I'm also planning to experiment with https://github.com/JaidedAI/EasyOCR soon.

I have some experience with implementing OCR's ( https://github.com/harish2704/pottan-ocr ) and based on that I would say,

  1. Tesseract is the result of years of work and it has many powerful features.
    • Tesseract 4x+ version are using very powerfull Convolutional-recurrent networks ( which most of the Modern ML based OCRs using ) in a very CPU efficient way ( Neither a similar tensorflow / pytorch model can beat Tesseract on that in the case of CPU performance ). In short, it will be hard to find a ML based OCR which can reliably run as Web service. ( it will be OK if we have GPU )
  2. In the current implementation, We are using PDF annotation feature of Tesseract by which we covert images to OCR'ed PDF.

harish2704 avatar Aug 14 '20 18:08 harish2704

@harish2704 @vinayak-mehta OCRmyPDF seems to have implemented tesseract integration, worth taking a look https://github.com/jbarlow83/OCRmyPDF

arky avatar Aug 24 '20 16:08 arky

Hi @arky : Thanks for your message.

I checked the project you mentioned. The description of the project says

"OCRmyPDF adds an OCR text layer to scanned PDF files, allowing them to be searched"

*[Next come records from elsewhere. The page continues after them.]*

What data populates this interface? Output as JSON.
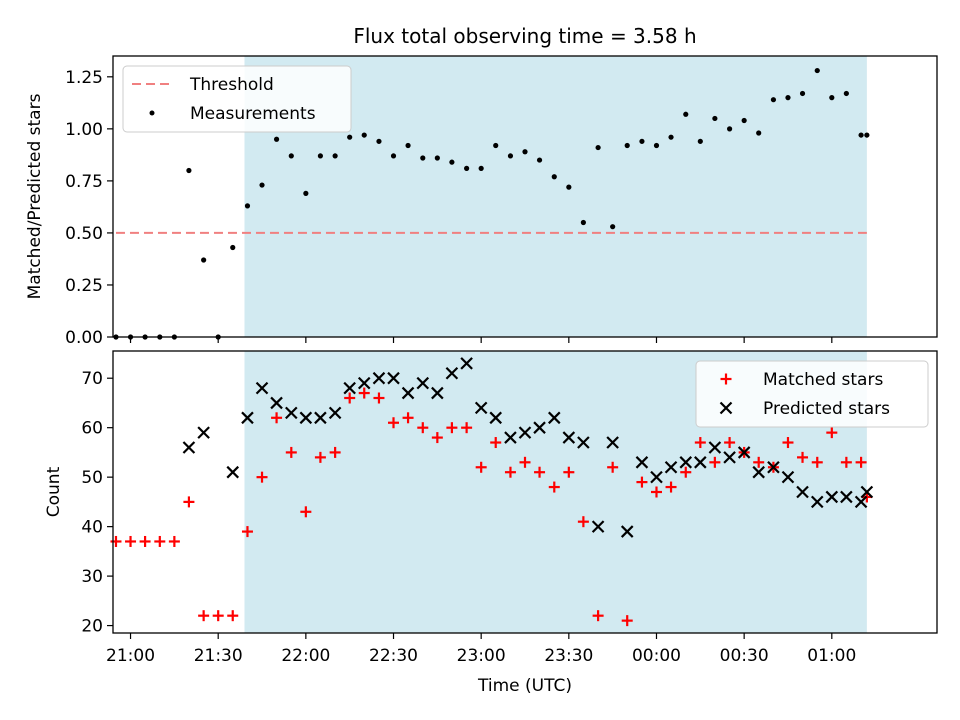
{
  "figure_title": "Flux total observing time = 3.58 h",
  "colors": {
    "observing_band": "#add8e6",
    "threshold": "#f08080",
    "measurements": "#000000",
    "matched": "#ff0000",
    "predicted": "#000000"
  },
  "chart_data": [
    {
      "type": "scatter",
      "title": "Flux total observing time = 3.58 h",
      "xlabel": "",
      "ylabel": "Matched/Predicted stars",
      "ylim": [
        0,
        1.35
      ],
      "yticks": [
        "0.00",
        "0.25",
        "0.50",
        "0.75",
        "1.00",
        "1.25"
      ],
      "ytick_values": [
        0,
        0.25,
        0.5,
        0.75,
        1.0,
        1.25
      ],
      "xlim": [
        -0.1,
        4.6
      ],
      "x_unit": "hours after 21:00 UTC",
      "observing_band": [
        0.65,
        4.2
      ],
      "legend": {
        "placement": "top-left",
        "entries": [
          "Threshold",
          "Measurements"
        ]
      },
      "threshold": {
        "name": "Threshold",
        "value": 0.5,
        "x_range": [
          -0.083,
          4.2
        ]
      },
      "series": [
        {
          "name": "Measurements",
          "marker": "dot",
          "x": [
            -0.083,
            0.0,
            0.083,
            0.167,
            0.25,
            0.333,
            0.417,
            0.5,
            0.583,
            0.667,
            0.75,
            0.833,
            0.917,
            1.0,
            1.083,
            1.167,
            1.25,
            1.333,
            1.417,
            1.5,
            1.583,
            1.667,
            1.75,
            1.833,
            1.917,
            2.0,
            2.083,
            2.167,
            2.25,
            2.333,
            2.417,
            2.5,
            2.583,
            2.667,
            2.75,
            2.833,
            2.917,
            3.0,
            3.083,
            3.167,
            3.25,
            3.333,
            3.417,
            3.5,
            3.583,
            3.667,
            3.75,
            3.833,
            3.917,
            4.0,
            4.083,
            4.167,
            4.2
          ],
          "y": [
            0.0,
            0.0,
            0.0,
            0.0,
            0.0,
            0.8,
            0.37,
            0.0,
            0.43,
            0.63,
            0.73,
            0.95,
            0.87,
            0.69,
            0.87,
            0.87,
            0.96,
            0.97,
            0.94,
            0.87,
            0.92,
            0.86,
            0.86,
            0.84,
            0.81,
            0.81,
            0.92,
            0.87,
            0.89,
            0.85,
            0.77,
            0.72,
            0.55,
            0.91,
            0.53,
            0.92,
            0.94,
            0.92,
            0.96,
            1.07,
            0.94,
            1.05,
            1.0,
            1.04,
            0.98,
            1.14,
            1.15,
            1.17,
            1.28,
            1.15,
            1.17,
            0.97,
            0.97
          ]
        }
      ]
    },
    {
      "type": "scatter",
      "title": "",
      "xlabel": "Time (UTC)",
      "ylabel": "Count",
      "ylim": [
        18.5,
        75.5
      ],
      "yticks": [
        "20",
        "30",
        "40",
        "50",
        "60",
        "70"
      ],
      "ytick_values": [
        20,
        30,
        40,
        50,
        60,
        70
      ],
      "xlim": [
        -0.1,
        4.6
      ],
      "x_unit": "hours after 21:00 UTC",
      "xticks": [
        "21:00",
        "21:30",
        "22:00",
        "22:30",
        "23:00",
        "23:30",
        "00:00",
        "00:30",
        "01:00"
      ],
      "xtick_values": [
        0,
        0.5,
        1.0,
        1.5,
        2.0,
        2.5,
        3.0,
        3.5,
        4.0
      ],
      "observing_band": [
        0.65,
        4.2
      ],
      "legend": {
        "placement": "top-right",
        "entries": [
          "Matched stars",
          "Predicted stars"
        ]
      },
      "series": [
        {
          "name": "Matched stars",
          "marker": "plus",
          "x": [
            -0.083,
            0.0,
            0.083,
            0.167,
            0.25,
            0.333,
            0.417,
            0.5,
            0.583,
            0.667,
            0.75,
            0.833,
            0.917,
            1.0,
            1.083,
            1.167,
            1.25,
            1.333,
            1.417,
            1.5,
            1.583,
            1.667,
            1.75,
            1.833,
            1.917,
            2.0,
            2.083,
            2.167,
            2.25,
            2.333,
            2.417,
            2.5,
            2.583,
            2.667,
            2.75,
            2.833,
            2.917,
            3.0,
            3.083,
            3.167,
            3.25,
            3.333,
            3.417,
            3.5,
            3.583,
            3.667,
            3.75,
            3.833,
            3.917,
            4.0,
            4.083,
            4.167,
            4.2
          ],
          "y": [
            37,
            37,
            37,
            37,
            37,
            45,
            22,
            22,
            22,
            39,
            50,
            62,
            55,
            43,
            54,
            55,
            66,
            67,
            66,
            61,
            62,
            60,
            58,
            60,
            60,
            52,
            57,
            51,
            53,
            51,
            48,
            51,
            41,
            22,
            52,
            21,
            49,
            47,
            48,
            51,
            57,
            53,
            57,
            55,
            53,
            52,
            57,
            54,
            53,
            59,
            53,
            53,
            46
          ]
        },
        {
          "name": "Predicted stars",
          "marker": "x",
          "x": [
            0.333,
            0.417,
            0.583,
            0.667,
            0.75,
            0.833,
            0.917,
            1.0,
            1.083,
            1.167,
            1.25,
            1.333,
            1.417,
            1.5,
            1.583,
            1.667,
            1.75,
            1.833,
            1.917,
            2.0,
            2.083,
            2.167,
            2.25,
            2.333,
            2.417,
            2.5,
            2.583,
            2.667,
            2.75,
            2.833,
            2.917,
            3.0,
            3.083,
            3.167,
            3.25,
            3.333,
            3.417,
            3.5,
            3.583,
            3.667,
            3.75,
            3.833,
            3.917,
            4.0,
            4.083,
            4.167,
            4.2
          ],
          "y": [
            56,
            59,
            51,
            62,
            68,
            65,
            63,
            62,
            62,
            63,
            68,
            69,
            70,
            70,
            67,
            69,
            67,
            71,
            73,
            64,
            62,
            58,
            59,
            60,
            62,
            58,
            57,
            40,
            57,
            39,
            53,
            50,
            52,
            53,
            53,
            56,
            54,
            55,
            51,
            52,
            50,
            47,
            45,
            46,
            46,
            45,
            47
          ]
        }
      ]
    }
  ]
}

In my understanding, this is an built-in feature of Tesseract OCR. That is, if we set output format as PDF, we will get a PDF with additional Text layer.

Thus, without clearly understanding the real benefit of using "OCRmyPDF" , I will not suggest to integrate it

harish2704 avatar Aug 26 '20 19:08 harish2704

I've opened a PR on camelot which will add OCR support using EasyOCR: https://github.com/camelot-dev/camelot/pull/209 I'm working towards a release, it's been slow because life is getting in the way.

vinayak-mehta avatar Nov 09 '20 14:11 vinayak-mehta

@vinayak-mehta Could you pull this into an experimental branch. Perhaps this would allow @harish2704 to work on it.

Just a thought!

arky avatar Apr 03 '21 17:04 arky

@harish2704 You should be able to use camelot+easyocr using the https://github.com/camelot-dev/camelot/pull/209 branch.

@arky Is that what you meant?

vinayak-mehta avatar Apr 04 '21 20:04 vinayak-mehta